JulesBelveze / time-series-autoencoder

PyTorch Dual-Attention LSTM-Autoencoder For Multivariate Time Series
Apache License 2.0
630 stars 62 forks source link

Questions about using the model for denoising (reconstruction) #45

Open mreyessierra opened 6 months ago

mreyessierra commented 6 months ago

Hello, I am interested in using your code to remove noise from a set of time series (reconstruction). I would like to confirm the following: the series are divided (in temporal order) into the first 80% for training and the remaining 20% for testing, correct? So, if I wish to remove noise from one (or several) complete time series, how should I input the data? Regarding this, I have another question: I see that the reconstruction example applies training and evaluation in the training, how would it be to train it and then only test it (I don't see an example where only the evaluation is applied)? One last question: does the denoising process take into account the interactions between the different series, or is it carried out independently for each one? Thank you very much in advance!

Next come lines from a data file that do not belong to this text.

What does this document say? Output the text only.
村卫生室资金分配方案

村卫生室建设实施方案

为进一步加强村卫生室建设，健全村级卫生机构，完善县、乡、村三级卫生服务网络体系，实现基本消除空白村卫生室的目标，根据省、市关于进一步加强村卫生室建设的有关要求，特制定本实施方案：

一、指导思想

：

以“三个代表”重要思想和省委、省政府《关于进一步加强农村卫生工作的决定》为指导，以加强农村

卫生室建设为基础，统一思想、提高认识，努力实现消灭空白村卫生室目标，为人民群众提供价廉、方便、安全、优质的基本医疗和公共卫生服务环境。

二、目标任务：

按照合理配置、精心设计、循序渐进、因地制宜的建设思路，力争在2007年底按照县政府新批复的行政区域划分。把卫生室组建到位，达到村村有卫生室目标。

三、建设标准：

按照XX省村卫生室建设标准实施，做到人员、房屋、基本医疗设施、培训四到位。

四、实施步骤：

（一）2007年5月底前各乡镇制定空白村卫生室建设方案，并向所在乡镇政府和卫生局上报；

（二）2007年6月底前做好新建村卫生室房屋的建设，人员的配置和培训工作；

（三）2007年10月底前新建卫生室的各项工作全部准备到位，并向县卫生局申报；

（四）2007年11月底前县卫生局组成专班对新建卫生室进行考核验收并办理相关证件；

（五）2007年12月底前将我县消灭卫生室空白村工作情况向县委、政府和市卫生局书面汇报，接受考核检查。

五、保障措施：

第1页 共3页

JulesBelveze commented 6 months ago

Hey @mreyessierra thanks for your interest. Let me try to answer your questions 🤓

  1. Not sure to get what your problem is on that one. Once your model is trained you can use it in eval mode to reconstruct your time series. However, you won't be able to reconstruct for the first few timestamps as they are used as "history". Does that answer your question?
  2. I haven't provided code to only perform inference. But if you only want to run the evaluation process you could use the function defined here.
  3. Yeah it does leverage the global context! :)

Hope it helps!

mreyessierra commented 6 months ago

Thank you very much for the answers! Regarding the evaluation, since the model fragments the time series (for training and evaluation), I'm not very clear on which parameter should I use in train_test_split so that the model applies the reconstruction process to the complete series. On the other hand, regarding this condition: if cfg.general.do_eval and cfg.general.get("ckpt", False), how do I make sure to satisfy the part of cfg.general.get("ckpt", False)? Thank you again!"

JulesBelveze commented 5 months ago

Okay I think I got it. If you want to run the evaluation on the entire series (which is not advised as you would evaluate the model on windows it has been trained on), you would have to set the train_size parameter to 0 (dunno if scikit-learn will complain btw).

Regarding the second part of your question: to meet the condition you would have to either modify the yaml file to have a general.ckpt parameter. Or add a flag +=general.ckpt=PATH_TO_YOUR_CHECKPOINTS when running your file.

Let me know if this helps

mreyessierra commented 5 months ago

series_1 Thank you very much for responding, and I apologize for the delay in my reply. What I really wanted to do (and am trying to do) is use one dataset for training-evaluating and another just for evaluating, which is why I was wondering how to evaluate the model on the complete series. The train_test_split function indeed does not allow a zero value for train_size :) I've been working on this these days. Now, I have a question related to the results I've obtained. In the image, I send an example where the predicted series is noisier than the original, which was supposed to be cleaned... do you have any idea why this happens or in what cases this occurs? Thank you very much!